L’idea non è del tutto nuova, ma sta guadagnando sempre più terreno nella comunità scientifica. Studi genetici condotti negli ultimi anni hanno dimostrato che una percentuale compresa tra l’1% e il 4% del DNA delle popolazioni moderne di origine euroasiatica proviene proprio dai Neanderthal. Questo significa che gli incontri tra le due specie non furono eventi rari o isolati, ma qualcosa di decisamente più sistematico. In pratica, Homo sapiens e Neanderthal si incrociarono con una certa regolarità, e il risultato fu che il patrimonio genetico neanderthaliano finì per diluirsi dentro quello della specie che oggi domina il pianeta.
Non una guerra, ma una fusione lenta e silenziosa
Quello che rende questa ipotesi particolarmente affascinante è il ribaltamento completo della narrazione tradizionale. Per decenni si è parlato della estinzione dei Neanderthal come di un evento drammatico, legato a conflitti diretti con i Sapiens o a una presunta inferiorità cognitiva. La realtà potrebbe essere stata parecchio diversa. Se le due specie si mescolarono in modo continuativo, la scomparsa dei Neanderthal come gruppo distinto non sarebbe avvenuta per distruzione, ma per assimilazione genetica.
I Neanderthal erano numericamente inferiori rispetto ai Sapiens, e questo dettaglio conta moltissimo. In una dinamica di incrocio costante tra una popolazione più piccola e una più grande, la prima tende a essere assorbita dalla seconda nel giro di poche migliaia di anni.
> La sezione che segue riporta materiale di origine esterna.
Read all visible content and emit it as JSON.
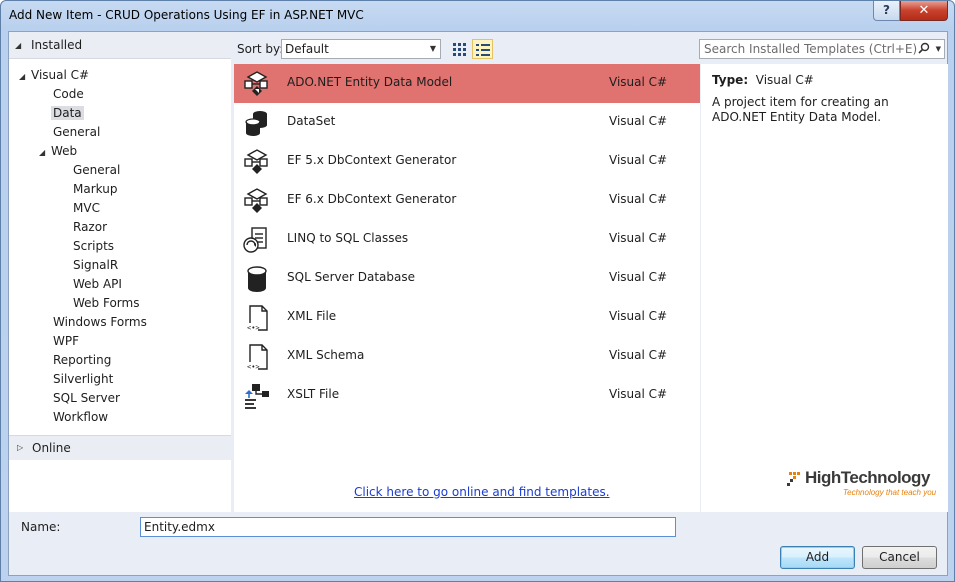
{
  "window": {
    "title": "Add New Item - CRUD Operations Using EF in ASP.NET MVC",
    "help_label": "?",
    "close_label": "✕"
  },
  "left_panel": {
    "installed_label": "Installed",
    "online_label": "Online",
    "tree": [
      {
        "label": "Visual C#",
        "level": 0,
        "expanded": true
      },
      {
        "label": "Code",
        "level": 1
      },
      {
        "label": "Data",
        "level": 1,
        "selected": true
      },
      {
        "label": "General",
        "level": 1
      },
      {
        "label": "Web",
        "level": 1,
        "expanded": true
      },
      {
        "label": "General",
        "level": 2
      },
      {
        "label": "Markup",
        "level": 2
      },
      {
        "label": "MVC",
        "level": 2
      },
      {
        "label": "Razor",
        "level": 2
      },
      {
        "label": "Scripts",
        "level": 2
      },
      {
        "label": "SignalR",
        "level": 2
      },
      {
        "label": "Web API",
        "level": 2
      },
      {
        "label": "Web Forms",
        "level": 2
      },
      {
        "label": "Windows Forms",
        "level": 1
      },
      {
        "label": "WPF",
        "level": 1
      },
      {
        "label": "Reporting",
        "level": 1
      },
      {
        "label": "Silverlight",
        "level": 1
      },
      {
        "label": "SQL Server",
        "level": 1
      },
      {
        "label": "Workflow",
        "level": 1
      }
    ]
  },
  "toolbar": {
    "sort_label": "Sort by:",
    "sort_value": "Default",
    "search_placeholder": "Search Installed Templates (Ctrl+E)"
  },
  "templates": [
    {
      "name": "ADO.NET Entity Data Model",
      "lang": "Visual C#",
      "icon": "entity-model-icon",
      "selected": true
    },
    {
      "name": "DataSet",
      "lang": "Visual C#",
      "icon": "dataset-icon"
    },
    {
      "name": "EF 5.x DbContext Generator",
      "lang": "Visual C#",
      "icon": "ef-generator-icon"
    },
    {
      "name": "EF 6.x DbContext Generator",
      "lang": "Visual C#",
      "icon": "ef-generator-icon"
    },
    {
      "name": "LINQ to SQL Classes",
      "lang": "Visual C#",
      "icon": "linq-to-sql-icon"
    },
    {
      "name": "SQL Server Database",
      "lang": "Visual C#",
      "icon": "database-icon"
    },
    {
      "name": "XML File",
      "lang": "Visual C#",
      "icon": "xml-file-icon"
    },
    {
      "name": "XML Schema",
      "lang": "Visual C#",
      "icon": "xml-schema-icon"
    },
    {
      "name": "XSLT File",
      "lang": "Visual C#",
      "icon": "xslt-file-icon"
    }
  ],
  "online_link": "Click here to go online and find templates.",
  "details": {
    "type_label": "Type:",
    "type_value": "Visual C#",
    "description": "A project item for creating an ADO.NET Entity Data Model."
  },
  "brand": {
    "name": "HighTechnology",
    "tagline": "Technology that teach you",
    "color": "#e5830f"
  },
  "bottom": {
    "name_label": "Name:",
    "name_value": "Entity.edmx",
    "add_label": "Add",
    "cancel_label": "Cancel"
  }
}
Non serve nessun evento catastrofico: basta la matematica della genetica delle popolazioni. Ogni generazione, la quota di geni neanderthaliani si riduceva un po’, fino a rendere impossibile distinguere un gruppo separato.
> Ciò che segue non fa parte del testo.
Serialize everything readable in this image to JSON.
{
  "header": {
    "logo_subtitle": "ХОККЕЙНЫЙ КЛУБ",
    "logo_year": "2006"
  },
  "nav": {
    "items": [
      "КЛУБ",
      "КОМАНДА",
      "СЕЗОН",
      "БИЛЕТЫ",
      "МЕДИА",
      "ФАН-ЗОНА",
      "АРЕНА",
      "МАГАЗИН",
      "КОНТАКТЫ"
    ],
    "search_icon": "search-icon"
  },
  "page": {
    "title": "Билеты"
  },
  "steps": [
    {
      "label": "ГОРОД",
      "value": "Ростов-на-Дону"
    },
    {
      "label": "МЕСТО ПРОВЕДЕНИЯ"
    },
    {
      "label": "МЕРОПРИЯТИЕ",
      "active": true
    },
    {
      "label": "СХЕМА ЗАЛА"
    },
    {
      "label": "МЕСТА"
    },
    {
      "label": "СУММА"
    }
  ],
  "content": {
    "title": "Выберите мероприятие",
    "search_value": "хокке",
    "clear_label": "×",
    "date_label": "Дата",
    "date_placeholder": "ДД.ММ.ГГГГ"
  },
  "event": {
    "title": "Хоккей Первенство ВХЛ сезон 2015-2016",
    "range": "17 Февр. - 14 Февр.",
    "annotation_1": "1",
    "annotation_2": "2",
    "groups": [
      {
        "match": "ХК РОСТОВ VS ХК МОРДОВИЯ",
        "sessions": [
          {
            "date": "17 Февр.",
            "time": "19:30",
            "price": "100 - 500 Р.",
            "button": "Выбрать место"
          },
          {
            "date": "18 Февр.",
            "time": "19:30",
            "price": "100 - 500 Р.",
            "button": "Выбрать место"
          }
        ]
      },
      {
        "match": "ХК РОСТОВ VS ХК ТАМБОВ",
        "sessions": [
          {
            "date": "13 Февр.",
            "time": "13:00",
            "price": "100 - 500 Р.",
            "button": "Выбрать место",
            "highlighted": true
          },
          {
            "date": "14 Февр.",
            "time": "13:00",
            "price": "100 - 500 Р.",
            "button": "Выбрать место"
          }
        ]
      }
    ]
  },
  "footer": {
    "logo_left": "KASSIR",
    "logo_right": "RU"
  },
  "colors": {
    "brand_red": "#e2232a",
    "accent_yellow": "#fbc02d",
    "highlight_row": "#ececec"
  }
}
Tracce ancora visibili nel nostro DNA
La cosa notevole è che questa storia non è finita davvero. Le tracce dei Neanderthal nel DNA moderno sono tutt’altro che irrilevanti. Alcuni geni ereditati da loro influenzano ancora oggi aspetti concreti della biologia umana, dal sistema immunitario alla risposta alle infezioni, passando per caratteristiche della pelle e dei capelli. Alcune varianti genetiche neanderthaliane sono state perfino associate alla predisposizione verso determinate malattie.
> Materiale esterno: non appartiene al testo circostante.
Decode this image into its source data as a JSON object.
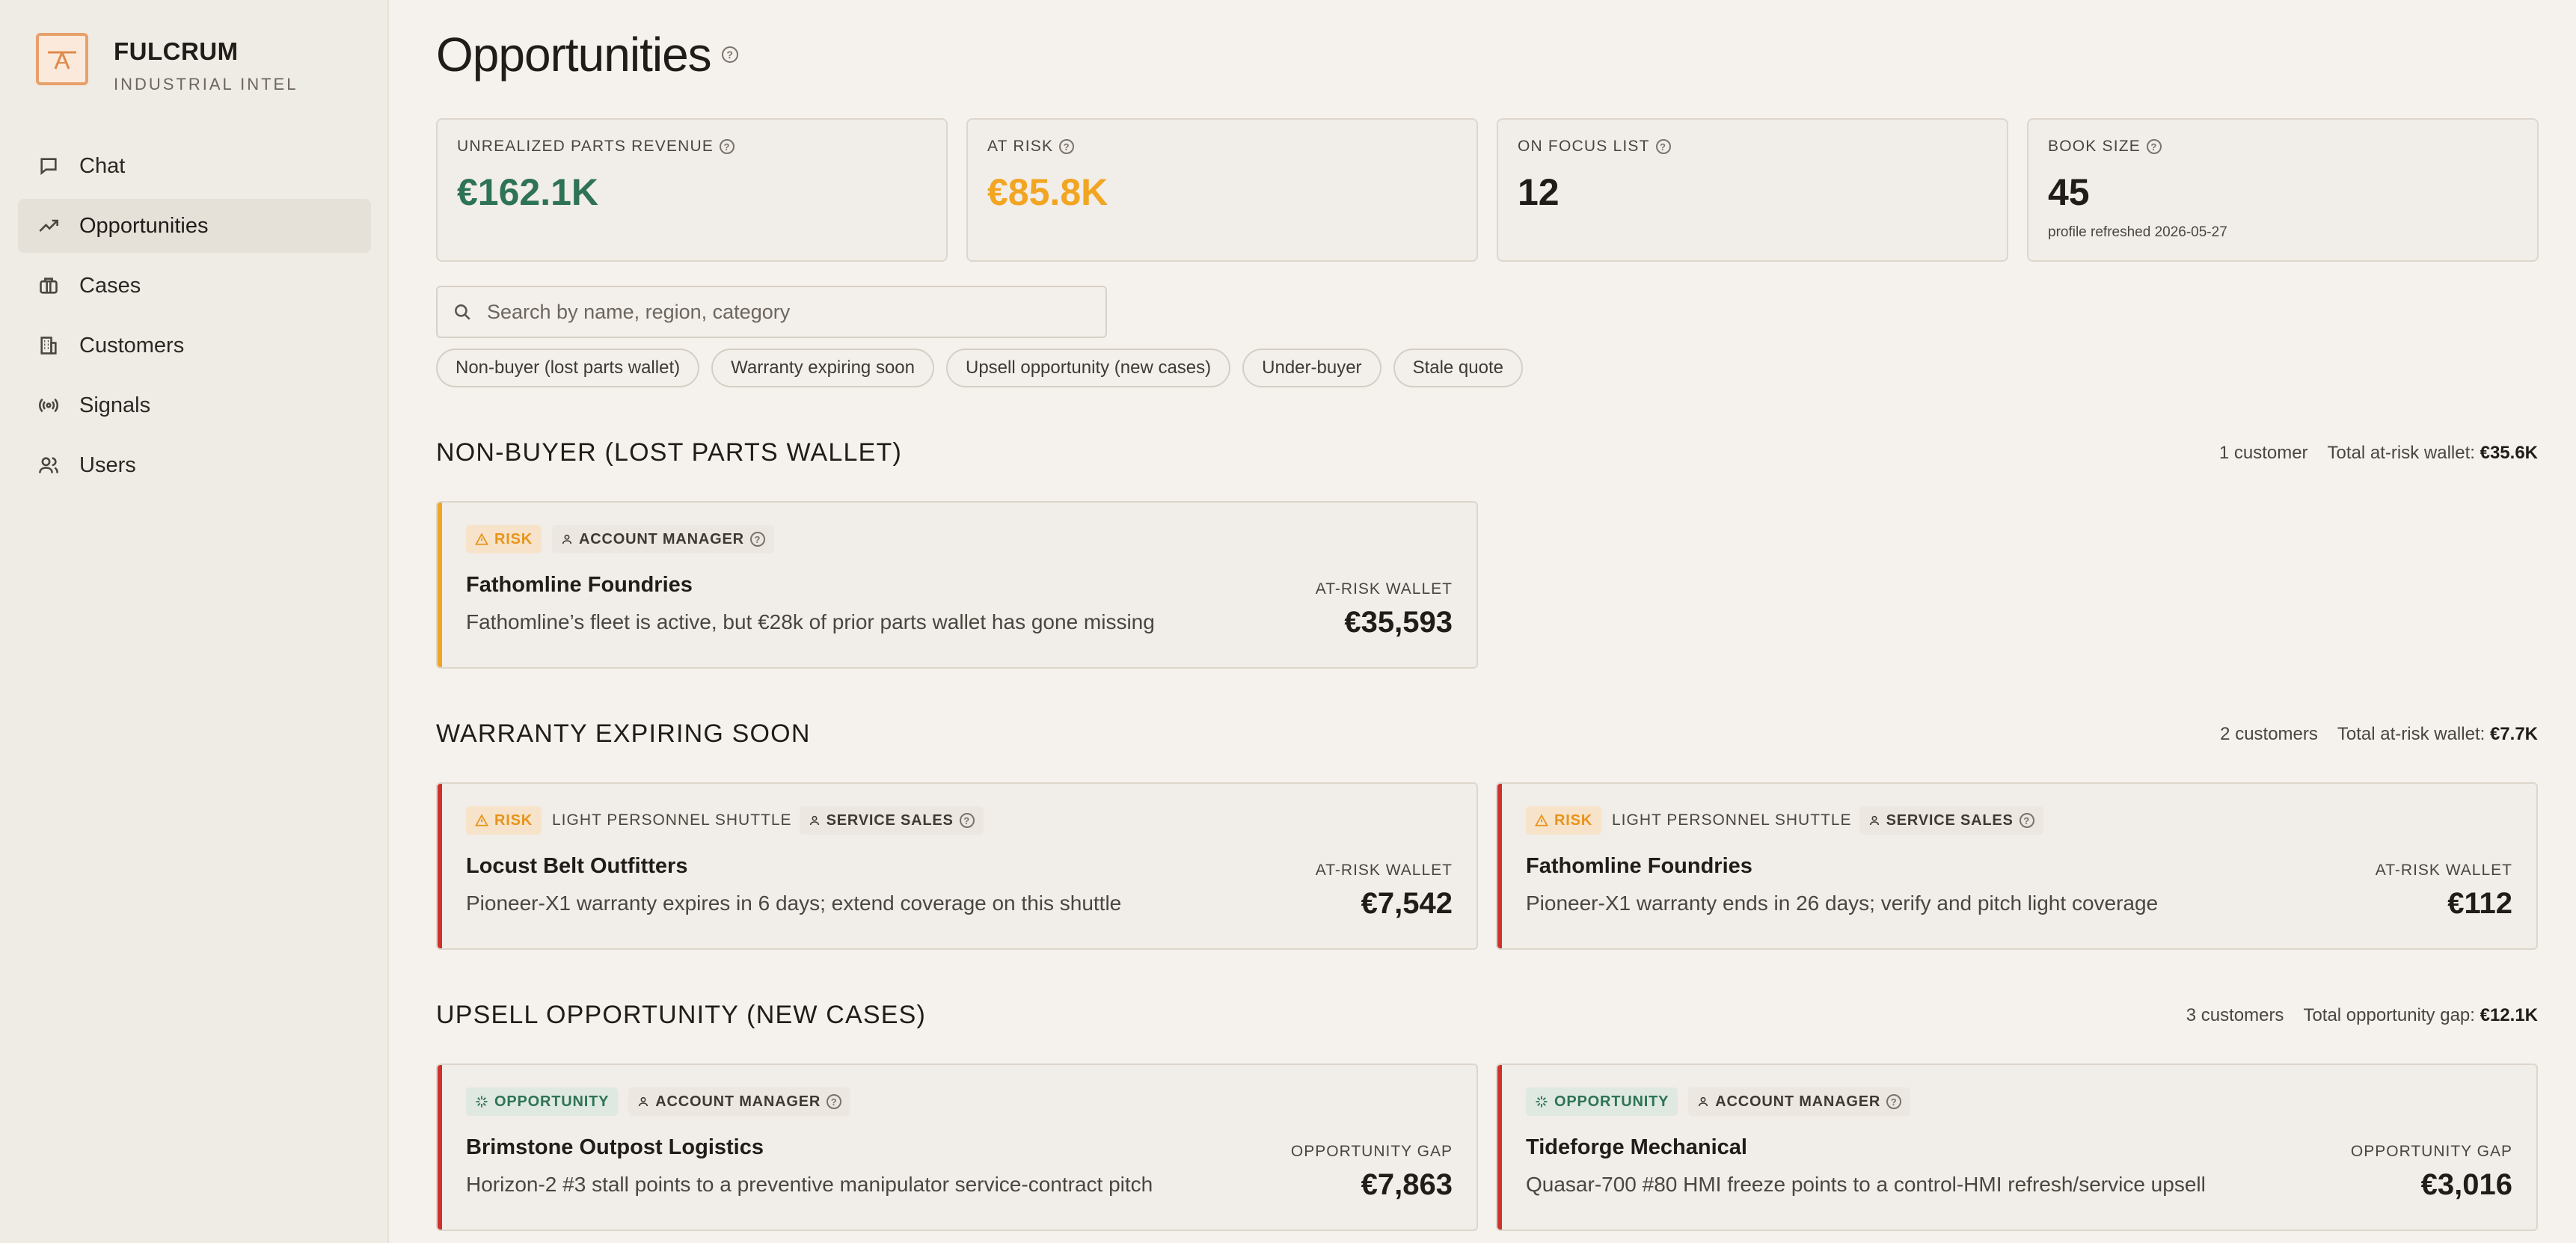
{
  "brand": {
    "name": "FULCRUM",
    "subtitle": "INDUSTRIAL INTEL"
  },
  "nav": [
    {
      "label": "Chat",
      "icon": "chat-icon",
      "active": false
    },
    {
      "label": "Opportunities",
      "icon": "trending-up-icon",
      "active": true
    },
    {
      "label": "Cases",
      "icon": "briefcase-icon",
      "active": false
    },
    {
      "label": "Customers",
      "icon": "building-icon",
      "active": false
    },
    {
      "label": "Signals",
      "icon": "broadcast-icon",
      "active": false
    },
    {
      "label": "Users",
      "icon": "users-icon",
      "active": false
    }
  ],
  "page": {
    "title": "Opportunities"
  },
  "stats": [
    {
      "label": "UNREALIZED PARTS REVENUE",
      "value": "€162.1K",
      "color": "#2e7355"
    },
    {
      "label": "AT RISK",
      "value": "€85.8K",
      "color": "#f2a522"
    },
    {
      "label": "ON FOCUS LIST",
      "value": "12",
      "color": "#1f1c19"
    },
    {
      "label": "BOOK SIZE",
      "value": "45",
      "note": "profile refreshed 2026-05-27",
      "color": "#1f1c19"
    }
  ],
  "search": {
    "placeholder": "Search by name, region, category",
    "value": ""
  },
  "chips": [
    "Non-buyer (lost parts wallet)",
    "Warranty expiring soon",
    "Upsell opportunity (new cases)",
    "Under-buyer",
    "Stale quote"
  ],
  "sections": [
    {
      "title": "NON-BUYER (LOST PARTS WALLET)",
      "count": "1 customer",
      "total_label": "Total at-risk wallet:",
      "total_value": "€35.6K",
      "cards": [
        {
          "tag": "RISK",
          "tag_kind": "risk",
          "product": "",
          "role": "ACCOUNT MANAGER",
          "name": "Fathomline Foundries",
          "desc": "Fathomline’s fleet is active, but €28k of prior parts wallet has gone missing",
          "amount_label": "AT-RISK WALLET",
          "amount": "€35,593",
          "accent": "#f2a522"
        }
      ]
    },
    {
      "title": "WARRANTY EXPIRING SOON",
      "count": "2 customers",
      "total_label": "Total at-risk wallet:",
      "total_value": "€7.7K",
      "cards": [
        {
          "tag": "RISK",
          "tag_kind": "risk",
          "product": "LIGHT PERSONNEL SHUTTLE",
          "role": "SERVICE SALES",
          "name": "Locust Belt Outfitters",
          "desc": "Pioneer-X1 warranty expires in 6 days; extend coverage on this shuttle",
          "amount_label": "AT-RISK WALLET",
          "amount": "€7,542",
          "accent": "#d0312d"
        },
        {
          "tag": "RISK",
          "tag_kind": "risk",
          "product": "LIGHT PERSONNEL SHUTTLE",
          "role": "SERVICE SALES",
          "name": "Fathomline Foundries",
          "desc": "Pioneer-X1 warranty ends in 26 days; verify and pitch light coverage",
          "amount_label": "AT-RISK WALLET",
          "amount": "€112",
          "accent": "#d0312d"
        }
      ]
    },
    {
      "title": "UPSELL OPPORTUNITY (NEW CASES)",
      "count": "3 customers",
      "total_label": "Total opportunity gap:",
      "total_value": "€12.1K",
      "cards": [
        {
          "tag": "OPPORTUNITY",
          "tag_kind": "opp",
          "product": "",
          "role": "ACCOUNT MANAGER",
          "name": "Brimstone Outpost Logistics",
          "desc": "Horizon-2 #3 stall points to a preventive manipulator service-contract pitch",
          "amount_label": "OPPORTUNITY GAP",
          "amount": "€7,863",
          "accent": "#d0312d"
        },
        {
          "tag": "OPPORTUNITY",
          "tag_kind": "opp",
          "product": "",
          "role": "ACCOUNT MANAGER",
          "name": "Tideforge Mechanical",
          "desc": "Quasar-700 #80 HMI freeze points to a control-HMI refresh/service upsell",
          "amount_label": "OPPORTUNITY GAP",
          "amount": "€3,016",
          "accent": "#d0312d"
        }
      ]
    }
  ]
}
Quindi la scomparsa dei Neanderthal, per quanto definitiva dal punto di vista della loro esistenza come specie autonoma, non fu totale. Una parte di loro sopravvive letteralmente dentro di noi. È un tipo di estinzione strano, se ci si pensa: non una cancellazione, ma una fusione permanente con un’altra linea evolutiva. La questione resta aperta su molti fronti, perché i ricercatori continuano ad analizzare genomi antichi per capire meglio tempi, luoghi e modalità di questi incroci. Quel che sembra sempre più chiaro è che la scomparsa dei Neanderthal fu un processo graduale, distribuito su migliaia di anni, e che il contatto tra le due specie fu molto più frequente e molto più intimo di quanto le vecchie teorie avessero mai ipotizzato.